Underground Exploration

UWEC students uncover history on summer research trip

Tom Giffey

UWEC students Madeline Fuerstenberg and Joe Beck use ground-penetrating radar to search for buried structures at Rokiškis Manor, a Lithuanian museum and historical site.
UWEC students Madeline Fuerstenberg and Joe Beck use ground-penetrating radar to search for buried structures at Rokiškis Manor, a Lithuanian museum and historical site.

For a team of UW-Eau Claire students this summer, ground-breaking research meant literal ground-breaking – or at least ground-penetrating – in a quest to uncover mysteries thousands of miles from home. Under the leadership of Dr. Harry Jol, a professor of geography, four Blugolds spent their summer vacation on a once-in-a-lifetime historical and geographical quest in Lithuania.

“It’s a totally transformative educational experience,” explained Jol, who for the last four summers has led research trips to Lithuania, a small former Soviet bloc nation on the Baltic coast. The project brought together the UWEC team with professors and students from Duquesne University in Pittsburgh and the University of Hartford in Connecticut, as well as with Lithuanian experts and officials from the the Israel Antiquities Authority. The UWEC students make use of ground-penetrating radar (GPR), a technology that allows users to peer beneath the surface and identify spots to excavate.

Much of the exploration has focused on Lithuania’s Jewish history. In past years, Jol’s teams helped find the site of the Great Synagogue in the capital city, Vilnius, as well as locate an escape tunnel that Holocaust survivors used to flee from a mass execution site after Nazi Germany invaded Lithuania during World War II. The latter discovery was featured in a 2017 episode of the PBS series Nova.

Important discoveries were made this year as well. The team continued to explore the site of the Great Synagogue, which was burned by the Nazis during the war, then demolished by the Soviets after it. Researchers located the synagogue’s outer wall as well as its bimah – the raised platform from which the Torah was read. Elsewhere, the team’s GPR helped locate the burial site of Matilda Olkin, a young Jewish poet and diarist who is known as “the Anne Frank of Lithuania.”

As during previous summers, the research received worldwide media attention, with scores of articles published by media outlets in Lithuania, Israel, the U.S., and beyond. This November, a portion of the project will be featured in Smithsonian magazine.
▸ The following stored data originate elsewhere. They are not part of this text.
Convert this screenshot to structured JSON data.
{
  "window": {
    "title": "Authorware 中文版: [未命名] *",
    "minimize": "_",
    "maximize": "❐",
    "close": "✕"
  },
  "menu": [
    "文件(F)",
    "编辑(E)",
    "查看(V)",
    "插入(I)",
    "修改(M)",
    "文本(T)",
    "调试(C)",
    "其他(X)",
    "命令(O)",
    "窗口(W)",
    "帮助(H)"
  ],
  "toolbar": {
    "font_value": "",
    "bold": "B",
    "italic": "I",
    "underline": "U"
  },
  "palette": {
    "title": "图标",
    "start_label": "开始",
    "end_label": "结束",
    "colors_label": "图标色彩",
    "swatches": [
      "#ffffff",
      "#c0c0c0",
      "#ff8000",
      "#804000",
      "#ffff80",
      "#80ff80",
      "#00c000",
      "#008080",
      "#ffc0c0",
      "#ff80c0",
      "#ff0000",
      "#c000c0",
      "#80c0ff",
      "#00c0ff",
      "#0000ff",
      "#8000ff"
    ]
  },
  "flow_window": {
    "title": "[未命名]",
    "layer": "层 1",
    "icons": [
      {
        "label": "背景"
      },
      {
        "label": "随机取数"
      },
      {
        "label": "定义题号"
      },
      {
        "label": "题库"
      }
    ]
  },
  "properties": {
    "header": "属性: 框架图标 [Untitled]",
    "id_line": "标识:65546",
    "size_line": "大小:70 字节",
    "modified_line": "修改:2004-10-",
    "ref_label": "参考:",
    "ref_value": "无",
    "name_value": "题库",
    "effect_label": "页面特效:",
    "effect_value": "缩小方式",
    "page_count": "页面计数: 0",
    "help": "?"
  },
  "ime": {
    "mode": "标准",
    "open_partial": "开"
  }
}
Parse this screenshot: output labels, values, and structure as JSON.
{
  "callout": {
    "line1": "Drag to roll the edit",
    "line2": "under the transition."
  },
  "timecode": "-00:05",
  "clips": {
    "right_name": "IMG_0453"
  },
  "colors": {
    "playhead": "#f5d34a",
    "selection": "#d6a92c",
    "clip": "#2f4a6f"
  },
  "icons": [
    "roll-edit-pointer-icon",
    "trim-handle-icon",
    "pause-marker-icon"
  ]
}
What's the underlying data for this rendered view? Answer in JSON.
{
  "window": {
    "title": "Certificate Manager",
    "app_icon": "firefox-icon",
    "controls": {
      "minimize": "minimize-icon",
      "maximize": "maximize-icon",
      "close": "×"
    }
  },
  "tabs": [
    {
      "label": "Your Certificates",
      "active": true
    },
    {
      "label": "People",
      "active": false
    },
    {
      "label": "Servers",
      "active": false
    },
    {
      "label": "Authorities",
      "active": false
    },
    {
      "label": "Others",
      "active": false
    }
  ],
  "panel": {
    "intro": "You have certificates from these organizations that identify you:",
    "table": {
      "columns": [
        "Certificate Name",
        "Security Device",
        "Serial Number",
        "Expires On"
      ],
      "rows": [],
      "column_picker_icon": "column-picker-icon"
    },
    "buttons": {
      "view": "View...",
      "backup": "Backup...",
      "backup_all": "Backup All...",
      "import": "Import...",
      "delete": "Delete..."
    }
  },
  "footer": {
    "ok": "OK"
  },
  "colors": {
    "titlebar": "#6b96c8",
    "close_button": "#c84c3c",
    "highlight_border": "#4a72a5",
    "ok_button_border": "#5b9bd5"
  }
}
Sam Schneider, a UWEC senior majoring in geospacial analysis and technology, said he enjoyed the interdisciplinary nature of the research project. For instance, he explained, it helped him understand the close relationship between geography and archaeology. He also appreciated learning to use new technologies as well as working alongside other American students and researchers from other countries.

“One of the best things was meeting people from all over the world who were interested in this,” said Schneider, a native of Houston, Minnesota, who will graduate next year.

One of the unique aspects of the program is that it is open to more than just geography students. Madeline Fuerstenberg, an incoming UWEC sophomore from Deerfield, is a journalism major who said she has always wanted to write for National Geographic. She said the experience in Lithuania taught her to be willing to step outside of her comfort zone. “It was definitely a challenge to acclimate myself to the technical terminologies and tools of our research, as I have not taken many hard science courses,” she said. “But it was the perfect learning experience, because I had no choice but to learn and adapt.”

The close encounter with Lithuania’s dark history also left an impact. “I suppose the main thing I’ve taken away from this experience is that there will always be more for us to learn and discover about the Holocaust,” Fuerstenberg said. “No matter how hard we might try, I don’t think we’ll ever be able to fully comprehend the complexities and horrors behind that event.”

Jol said the research – which often is informed by the testimony of eyewitnesses and survivors of the Nazi era – can help bring closure to long-past events. The UWEC team spent about 10 days working on Holocaust sites, five days exploring Neolithic sites and 13th century hill forts, and the remainder of their times along the Baltic Sea, studying coastal dunes.

The project encompasses more than the on-site research. Before they disembark, the students help Jol write proposals and do background research. After they return to the United States, they collate and interpret the data. In the past, students have made presentations about their research at professional conferences; For example, earlier this year, two students who took park in the project in 2017 gave a presentation at an international GPR conference in Switzerland.

In addition to giving them new perspectives on history and culture, high-impact research experiences like this one can help Blugolds once they enter the job market.

“When their résumé goes across the table, these are the experiences that are highlighted,” Jol said.